I used to be a member of Mensa and the International Society for Philosophical Enquiry which have entry requirements of 150 & around 172 respectively on the Cattell scale I think. I had no interest in either as I joined when I was 16 and was more interested in computer games, cars, girls, watching cartoons etc rather than meeting at a local pub to discuss highbrow stuff or trying to put the world to rights (I was too young for the pub at that point anyway)
All I ended up with was a big collection of Mensa magazines and invites to IPSE AGM's. I was only in IPSE for a year because your membership was based on how much you got involved.
I took a couple of IQ tests and scored 174 when I was 16 on the Cattell and 181 on Stanford Binet when I was 19.
On the flip side I have no common sense whatever, I can be very shy and can only be the witty, gregarious guy some people know when I invent myself a character to be and live inside it until it becomes impossible to carry on the pretense (sociopathic tendencies maybe?).

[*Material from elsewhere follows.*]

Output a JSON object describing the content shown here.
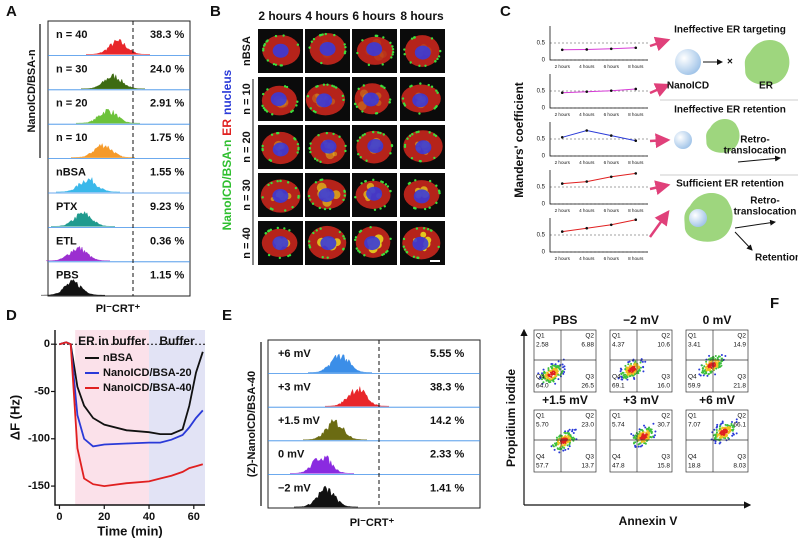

I can sometimes come across as arrogant and have never had a proper relationship or held onto a job for any period of time without quitting out of boredom or frustration. I am seeing a psychiatrist and am on anti-depressants.
I am a greater part stupid than clever and my life has been more failure than triumph. I either wish I could have been an ordinary kid or had more encouragement to fulfill the potential I maybe had rather than devoting all my energies to 12 dudes in Brooklyn.
Sorry for jabbering on, I'm a bit drunk on Glayva hic!